The Future of Gen AI Research
AI workloads aren’t going anywhere. Neither are AI cybersecurity defenses. Sadly, attackers aren’t holding back either, so the future of Gen AI for cybersecurity is wrapped up in the confluence of these three rapidly accelerating trajectories all heading in one direction: the exponential expansion of Gen AI use.
Beyond that? Here’s what researchers are working on in 2025.
Integration with IoT Complexity
Researchers call the use of Internet of Things (IoT) devices a “virulently expansive landscape” that’s growing at a rate that traditional methods won’t be able to match. Gen AI will be key to managing that added complexity, helping scale the defense of these devices and enabling their continued growth.

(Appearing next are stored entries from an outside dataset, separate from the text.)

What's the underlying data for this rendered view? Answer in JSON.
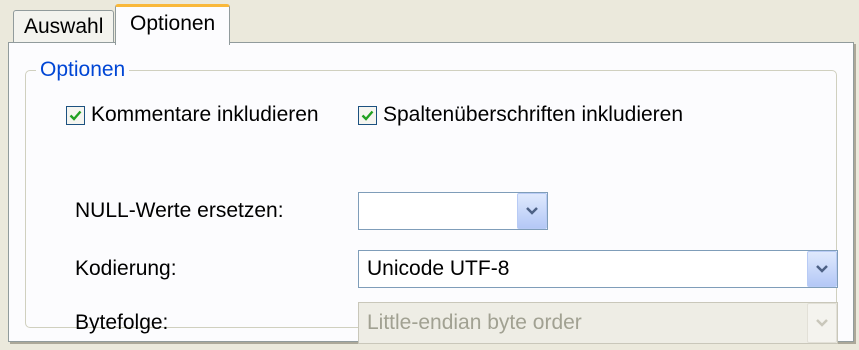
{
  "tabs": [
    {
      "label": "Auswahl",
      "active": false
    },
    {
      "label": "Optionen",
      "active": true
    }
  ],
  "group": {
    "title": "Optionen"
  },
  "checkboxes": {
    "comments": {
      "label": "Kommentare inkludieren",
      "checked": true
    },
    "headers": {
      "label": "Spaltenüberschriften inkludieren",
      "checked": true
    }
  },
  "fields": {
    "null_replace": {
      "label": "NULL-Werte ersetzen:",
      "value": ""
    },
    "encoding": {
      "label": "Kodierung:",
      "value": "Unicode UTF-8"
    },
    "byte_order": {
      "label": "Bytefolge:",
      "value": "Little-endian byte order",
      "disabled": true
    }
  },
  "colors": {
    "accent_tab": "#f9b83a",
    "group_title": "#0046d5",
    "check_mark": "#21a121"
  },
  "icons": {
    "check": "check-icon",
    "dropdown": "chevron-down-icon"
  }
}
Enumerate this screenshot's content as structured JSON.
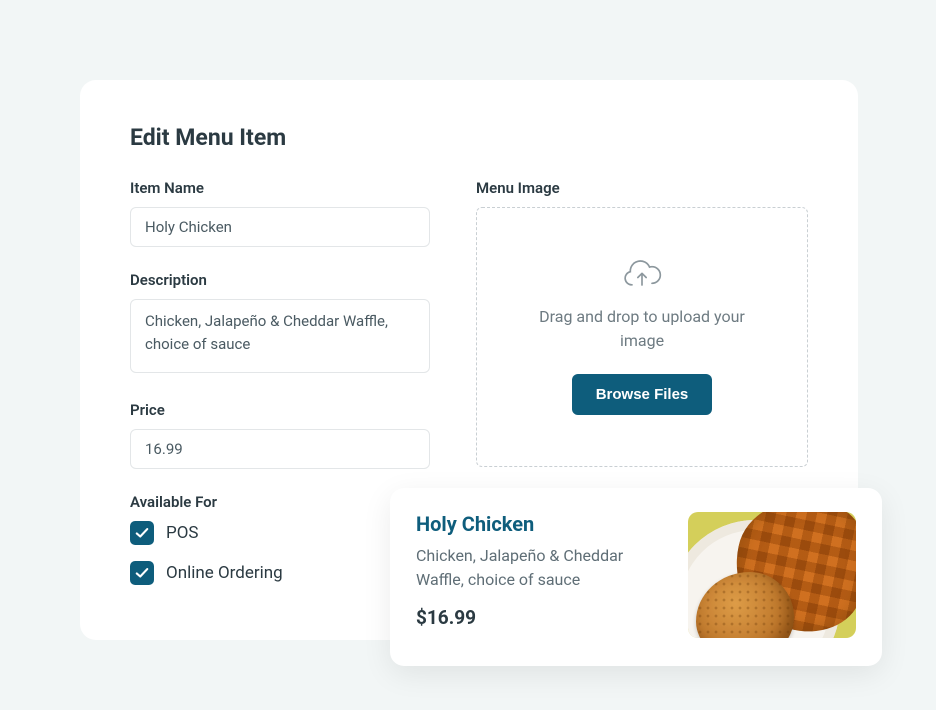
{
  "page": {
    "title": "Edit Menu Item"
  },
  "fields": {
    "item_name_label": "Item Name",
    "item_name_value": "Holy Chicken",
    "description_label": "Description",
    "description_value": "Chicken, Jalapeño & Cheddar Waffle, choice of sauce",
    "price_label": "Price",
    "price_value": "16.99",
    "available_for_label": "Available For",
    "available_for_options": [
      {
        "label": "POS",
        "checked": true
      },
      {
        "label": "Online Ordering",
        "checked": true
      }
    ]
  },
  "menu_image": {
    "label": "Menu Image",
    "drop_text": "Drag and drop to upload your image",
    "browse_button": "Browse Files"
  },
  "preview": {
    "title": "Holy Chicken",
    "description": "Chicken, Jalapeño & Cheddar Waffle, choice of sauce",
    "price": "$16.99"
  }
}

Focus on AI-Enabled Threats and AI-Based Defenses
Gen AI won’t just deploy machine learning against threats; it’ll also have to counter AI threats from AI-powered hackers, ransomware-as-a-service platforms, malware variants designed using Gen AI, deepfakes, and other adversarial AI use cases. One 2024 report details how Dark Web marketplaces have quickly transformed to accommodate Gen AI tools meant to be used maliciously; organizations on the defensive will have to keep up to protect against Gen AI threats.
Advancing Techniques like GANs, Variational Autoencoders (VAEs), and Reinforcement Learning
One way that defensive AI analysts are helping thwart AI threats is through advanced models. They hope to model threats more realistically, simulate and detect novel attack vectors, and generate synthetic data for model testing and training that acts more naturally. Better datasets are key to filling gaps where models once couldn’t tread, making these methods an up-and-coming approach to threat detection.
Dual Analysis: Opportunity vs. Threat
Gen AI platforms are both an opportunity and a threat. Teams must contend with that reality, asking new questions about the ethical use of Gen AI, how to prevent its use in adversarial, automated attacks, and what regulatory and governance frameworks to embrace. Here, too, synthetic data sets are often a solution to some of the questions being raised by Gen AI’s ability to access, correlate, and use data. But so are the benefits of using Gen AI to ethical ends, like customer data protection.
Cross-Sector Collaboration
The future of Gen AI security is one in which industry, academia, and government collaborate toward more systems-level, ethics-based, and cooperative strategies. That only makes sense, with risks threatening international cooperation and government goodwill filtered through the lens of organizational trust.
Gen AI is A Turning Point for Security Solutions
Generative AI will change more than the tools currently used in cybersecurity. It stands to shift the speed and tactics, too. Organizations using AI apps will invariably need to outpace Gen AI adversaries and find attacks faster, but they’ll also need to foreground transparency, making sure their Gen AI can explain itself and that it can’t be misled. That goes for the Gen AI used in cybersecurity as well as Gen AI workloads that organizations need to secure.
Ultimately, the next generation of cybersecurity won’t just rely on Gen AI. It will be defined by how well it understands and can secure it.